Bromine tablets offer the same disinfecting effect as chlorine, but with less harshness. The ideal bromine levels are at 3.0 to 5.0 PPM. You can use a floater for both bromine and chlorine tablets.

When using a floater, you usually need to load 4-6 tablets and have to wait at least 15 minutes before the tabs completely dissolve.

As a general rule, always use test strips at least once a week to ensure that the mineral and hot tub chemical levels are on par with what is recommended in your hot tub’s manual.

Water Balance Chemicals

Your hot tub or swimming pool also needs to have a balanced level of minerals and chemicals for you to have the best comfort and your tub to last longer.

Below are the four most important aspects you have to look into:

Total Alkalinity (Our Pick: SpaGuard Total Alkalinity Increaser)

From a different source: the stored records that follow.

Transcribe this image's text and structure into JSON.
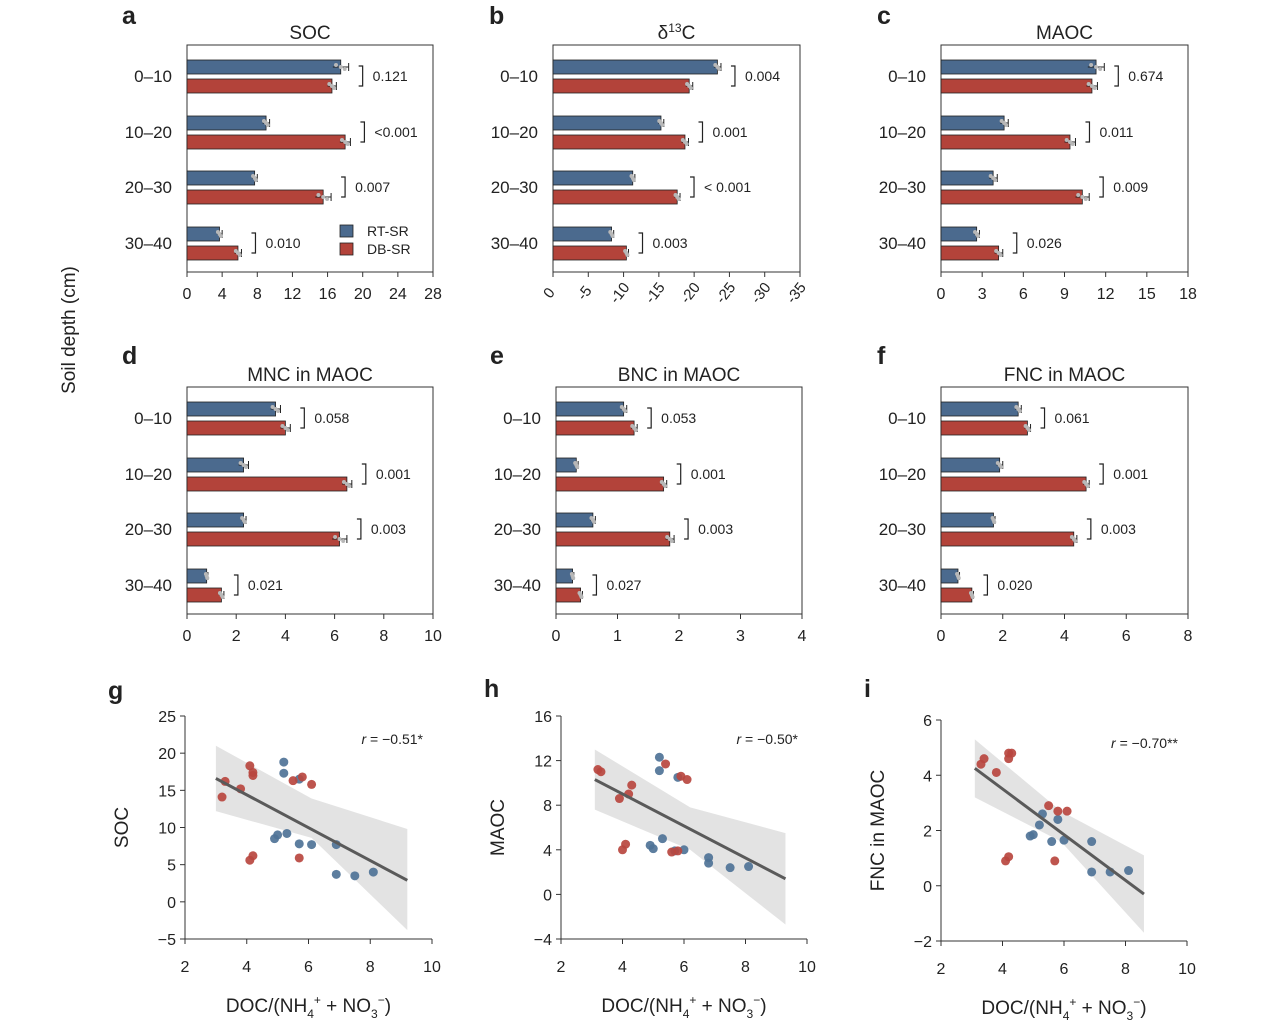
{
  "figure": {
    "y_axis_title": "Soil depth (cm)",
    "legend": [
      "RT-SR",
      "DB-SR"
    ],
    "colors": {
      "rt": "#4b6a8e",
      "db": "#b3433a",
      "rt_point": "#4f7397",
      "db_point": "#b9463f",
      "band": "#e3e3e3",
      "line": "#5a5a5a"
    }
  },
  "chart_data": [
    {
      "type": "bar",
      "panel": "a",
      "title": "SOC",
      "title_html": "SOC",
      "xlim": [
        0,
        28
      ],
      "xticks": [
        "0",
        "4",
        "8",
        "12",
        "16",
        "20",
        "24",
        "28"
      ],
      "rotated_ticks": false,
      "categories": [
        "0–10",
        "10–20",
        "20–30",
        "30–40"
      ],
      "series": [
        {
          "name": "RT-SR",
          "values": [
            17.5,
            9.0,
            7.7,
            3.7
          ],
          "errors": [
            0.9,
            0.4,
            0.3,
            0.3
          ]
        },
        {
          "name": "DB-SR",
          "values": [
            16.5,
            18.0,
            15.5,
            5.8
          ],
          "errors": [
            0.5,
            0.6,
            0.9,
            0.4
          ]
        }
      ],
      "p_values": [
        "0.121",
        "<0.001",
        "0.007",
        "0.010"
      ],
      "legend_location": "lower-right"
    },
    {
      "type": "bar",
      "panel": "b",
      "title": "δ13C",
      "title_html": "δ<tspan dy='-7' font-size='12'>13</tspan><tspan dy='7'>C</tspan>",
      "xlim": [
        0,
        -35
      ],
      "xticks": [
        "0",
        "-5",
        "-10",
        "-15",
        "-20",
        "-25",
        "-30",
        "-35"
      ],
      "rotated_ticks": true,
      "categories": [
        "0–10",
        "10–20",
        "20–30",
        "30–40"
      ],
      "series": [
        {
          "name": "RT-SR",
          "values": [
            -23.3,
            -15.3,
            -11.3,
            -8.3
          ],
          "errors": [
            0.5,
            0.4,
            0.3,
            0.3
          ]
        },
        {
          "name": "DB-SR",
          "values": [
            -19.3,
            -18.7,
            -17.6,
            -10.4
          ],
          "errors": [
            0.5,
            0.5,
            0.4,
            0.3
          ]
        }
      ],
      "p_values": [
        "0.004",
        "0.001",
        "< 0.001",
        "0.003"
      ]
    },
    {
      "type": "bar",
      "panel": "c",
      "title": "MAOC",
      "title_html": "MAOC",
      "xlim": [
        0,
        18
      ],
      "xticks": [
        "0",
        "3",
        "6",
        "9",
        "12",
        "15",
        "18"
      ],
      "rotated_ticks": false,
      "categories": [
        "0–10",
        "10–20",
        "20–30",
        "30–40"
      ],
      "series": [
        {
          "name": "RT-SR",
          "values": [
            11.3,
            4.6,
            3.8,
            2.6
          ],
          "errors": [
            0.6,
            0.3,
            0.3,
            0.2
          ]
        },
        {
          "name": "DB-SR",
          "values": [
            11.0,
            9.4,
            10.3,
            4.2
          ],
          "errors": [
            0.4,
            0.4,
            0.5,
            0.3
          ]
        }
      ],
      "p_values": [
        "0.674",
        "0.011",
        "0.009",
        "0.026"
      ]
    },
    {
      "type": "bar",
      "panel": "d",
      "title": "MNC in MAOC",
      "title_html": "MNC in MAOC",
      "xlim": [
        0,
        10
      ],
      "xticks": [
        "0",
        "2",
        "4",
        "6",
        "8",
        "10"
      ],
      "rotated_ticks": false,
      "categories": [
        "0–10",
        "10–20",
        "20–30",
        "30–40"
      ],
      "series": [
        {
          "name": "RT-SR",
          "values": [
            3.6,
            2.3,
            2.3,
            0.8
          ],
          "errors": [
            0.2,
            0.2,
            0.1,
            0.05
          ]
        },
        {
          "name": "DB-SR",
          "values": [
            4.0,
            6.5,
            6.2,
            1.4
          ],
          "errors": [
            0.2,
            0.2,
            0.3,
            0.1
          ]
        }
      ],
      "p_values": [
        "0.058",
        "0.001",
        "0.003",
        "0.021"
      ]
    },
    {
      "type": "bar",
      "panel": "e",
      "title": "BNC in MAOC",
      "title_html": "BNC in MAOC",
      "xlim": [
        0,
        4
      ],
      "xticks": [
        "0",
        "1",
        "2",
        "3",
        "4"
      ],
      "rotated_ticks": false,
      "categories": [
        "0–10",
        "10–20",
        "20–30",
        "30–40"
      ],
      "series": [
        {
          "name": "RT-SR",
          "values": [
            1.1,
            0.33,
            0.6,
            0.27
          ],
          "errors": [
            0.05,
            0.03,
            0.04,
            0.02
          ]
        },
        {
          "name": "DB-SR",
          "values": [
            1.27,
            1.75,
            1.85,
            0.4
          ],
          "errors": [
            0.05,
            0.05,
            0.07,
            0.03
          ]
        }
      ],
      "p_values": [
        "0.053",
        "0.001",
        "0.003",
        "0.027"
      ]
    },
    {
      "type": "bar",
      "panel": "f",
      "title": "FNC in MAOC",
      "title_html": "FNC in MAOC",
      "xlim": [
        0,
        8
      ],
      "xticks": [
        "0",
        "2",
        "4",
        "6",
        "8"
      ],
      "rotated_ticks": false,
      "categories": [
        "0–10",
        "10–20",
        "20–30",
        "30–40"
      ],
      "series": [
        {
          "name": "RT-SR",
          "values": [
            2.5,
            1.9,
            1.7,
            0.55
          ],
          "errors": [
            0.1,
            0.1,
            0.05,
            0.05
          ]
        },
        {
          "name": "DB-SR",
          "values": [
            2.8,
            4.7,
            4.3,
            1.0
          ],
          "errors": [
            0.1,
            0.1,
            0.1,
            0.05
          ]
        }
      ],
      "p_values": [
        "0.061",
        "0.001",
        "0.003",
        "0.020"
      ]
    },
    {
      "type": "scatter",
      "panel": "g",
      "xlabel": "DOC/(NH4+ + NO3−)",
      "ylabel": "SOC",
      "r_label": "r = −0.51*",
      "xlim": [
        2,
        10
      ],
      "ylim": [
        -5,
        25
      ],
      "xticks": [
        "2",
        "4",
        "6",
        "8",
        "10"
      ],
      "yticks": [
        "−5",
        "0",
        "5",
        "10",
        "15",
        "20",
        "25"
      ],
      "rt_points": [
        [
          5.2,
          18.8
        ],
        [
          5.2,
          17.3
        ],
        [
          5.7,
          16.5
        ],
        [
          4.9,
          8.5
        ],
        [
          5.0,
          9.0
        ],
        [
          5.3,
          9.2
        ],
        [
          5.7,
          7.8
        ],
        [
          6.1,
          7.7
        ],
        [
          6.9,
          7.7
        ],
        [
          6.9,
          3.7
        ],
        [
          7.5,
          3.5
        ],
        [
          8.1,
          4.0
        ]
      ],
      "db_points": [
        [
          4.1,
          18.3
        ],
        [
          4.2,
          17.4
        ],
        [
          4.2,
          17.0
        ],
        [
          3.3,
          16.2
        ],
        [
          3.2,
          14.1
        ],
        [
          3.8,
          15.2
        ],
        [
          5.5,
          16.3
        ],
        [
          5.8,
          16.8
        ],
        [
          6.1,
          15.8
        ],
        [
          4.1,
          5.6
        ],
        [
          4.2,
          6.2
        ],
        [
          5.7,
          5.9
        ]
      ],
      "fit": [
        [
          3,
          16.6
        ],
        [
          9.2,
          2.9
        ]
      ],
      "band_upper": [
        [
          3,
          21
        ],
        [
          6.1,
          13.9
        ],
        [
          9.2,
          9.8
        ]
      ],
      "band_lower": [
        [
          3,
          12.2
        ],
        [
          6.1,
          8.6
        ],
        [
          9.2,
          -3.8
        ]
      ]
    },
    {
      "type": "scatter",
      "panel": "h",
      "xlabel": "DOC/(NH4+ + NO3−)",
      "ylabel": "MAOC",
      "r_label": "r = −0.50*",
      "xlim": [
        2,
        10
      ],
      "ylim": [
        -4,
        16
      ],
      "xticks": [
        "2",
        "4",
        "6",
        "8",
        "10"
      ],
      "yticks": [
        "−4",
        "0",
        "4",
        "8",
        "12",
        "16"
      ],
      "rt_points": [
        [
          5.2,
          12.3
        ],
        [
          5.2,
          11.1
        ],
        [
          5.8,
          10.5
        ],
        [
          5.3,
          5.0
        ],
        [
          4.9,
          4.4
        ],
        [
          5.0,
          4.1
        ],
        [
          5.7,
          3.9
        ],
        [
          6.0,
          4.0
        ],
        [
          6.8,
          3.3
        ],
        [
          6.8,
          2.8
        ],
        [
          7.5,
          2.4
        ],
        [
          8.1,
          2.5
        ]
      ],
      "db_points": [
        [
          3.3,
          11.0
        ],
        [
          3.2,
          11.2
        ],
        [
          4.3,
          9.8
        ],
        [
          4.2,
          9.0
        ],
        [
          3.9,
          8.6
        ],
        [
          5.4,
          11.7
        ],
        [
          5.9,
          10.6
        ],
        [
          6.1,
          10.3
        ],
        [
          4.1,
          4.5
        ],
        [
          4.0,
          4.0
        ],
        [
          5.6,
          3.8
        ],
        [
          5.8,
          3.9
        ]
      ],
      "fit": [
        [
          3.1,
          10.3
        ],
        [
          9.3,
          1.4
        ]
      ],
      "band_upper": [
        [
          3.1,
          13.0
        ],
        [
          6.2,
          7.8
        ],
        [
          9.3,
          5.5
        ]
      ],
      "band_lower": [
        [
          3.1,
          7.6
        ],
        [
          6.2,
          4.0
        ],
        [
          9.3,
          -2.7
        ]
      ]
    },
    {
      "type": "scatter",
      "panel": "i",
      "xlabel": "DOC/(NH4+ + NO3−)",
      "ylabel": "FNC in MAOC",
      "r_label": "r = −0.70**",
      "xlim": [
        2,
        10
      ],
      "ylim": [
        -2,
        6
      ],
      "xticks": [
        "2",
        "4",
        "6",
        "8",
        "10"
      ],
      "yticks": [
        "−2",
        "0",
        "2",
        "4",
        "6"
      ],
      "rt_points": [
        [
          5.3,
          2.6
        ],
        [
          5.2,
          2.2
        ],
        [
          5.8,
          2.4
        ],
        [
          4.9,
          1.8
        ],
        [
          5.0,
          1.85
        ],
        [
          5.6,
          1.6
        ],
        [
          6.0,
          1.65
        ],
        [
          6.9,
          1.6
        ],
        [
          6.9,
          0.5
        ],
        [
          7.5,
          0.5
        ],
        [
          8.1,
          0.55
        ]
      ],
      "db_points": [
        [
          4.2,
          4.8
        ],
        [
          4.3,
          4.8
        ],
        [
          4.2,
          4.6
        ],
        [
          3.3,
          4.4
        ],
        [
          3.4,
          4.6
        ],
        [
          3.8,
          4.1
        ],
        [
          5.5,
          2.9
        ],
        [
          5.8,
          2.7
        ],
        [
          6.1,
          2.7
        ],
        [
          4.1,
          0.9
        ],
        [
          4.2,
          1.05
        ],
        [
          5.7,
          0.9
        ]
      ],
      "fit": [
        [
          3.1,
          4.25
        ],
        [
          8.6,
          -0.3
        ]
      ],
      "band_upper": [
        [
          3.1,
          5.3
        ],
        [
          5.9,
          2.7
        ],
        [
          8.6,
          1.1
        ]
      ],
      "band_lower": [
        [
          3.1,
          3.2
        ],
        [
          5.9,
          1.6
        ],
        [
          8.6,
          -1.7
        ]
      ]
    }
  ]
}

The first step in keeping your tub’s chemical balance is to check its alkalinity. It should be anywhere between 80 and 120 PPM.

You can try using a test strip to check its readings well. If it’s above 120 PPM, use sodium bisulfate one to lower it down and if it’s lower than 80 PPM, use sodium bicarbonate to make it higher.

Calcium Hardness (Our Pick: Leisure Time Calcium Booster)

Calcium levels determine the measure of how soft or hard the spa water is. Too low and the water can be corrosive and cause staining.

Too high and it can form scales in your tub’s pipes. Bathtubs with acrylic finish should have 100–250 PPM, while those with plaster finish should have 250–450 PPM.

Oxidizers (Our Pick: Leisure Time Renew Non-Chlorine Shock)

Oxidizers destroy waste and odor in the water and are also called shock treatments. They require higher sanitizer levels to make and keep the water sparkling clear.

Check your manual for shock treatment proper dosage.

pH Levels (Our Pick: AquaChek Spa 6-in-1 Kit)

Simply put, pH level is the measure of your tub water’s acidity. This should be checked last and using a test set should be kept between 7.2 and 7.8.

Check your hot tub water pH levels after each use and apply a hot tub chemical if needed.

Importance of Hot Tub Maintenance

Unlike a pool, a hot tub is more delicate, has more parameters to monitor and requires a different treatment. Water in hot tubs is generally much hotter than that of a pool, with 102 to 104 degrees Fahrenheit and 82 degrees, respectively.

As you well know, most bacteria thrive better in hot water compared to cold or lukewarm waters. Hot water also tends to open pores which increase your susceptibility to skin infections. A poorly maintained hot tub or swimming pool can cause common ailments such as urinary tract infections and rashes. This is why you should always use only the top hot tub chemicals.

Hot tub chemicals are a very important part of maintaining your hot tub. Make sure you first read the user guide and strictly follow it, especially on the proper use of these compounds.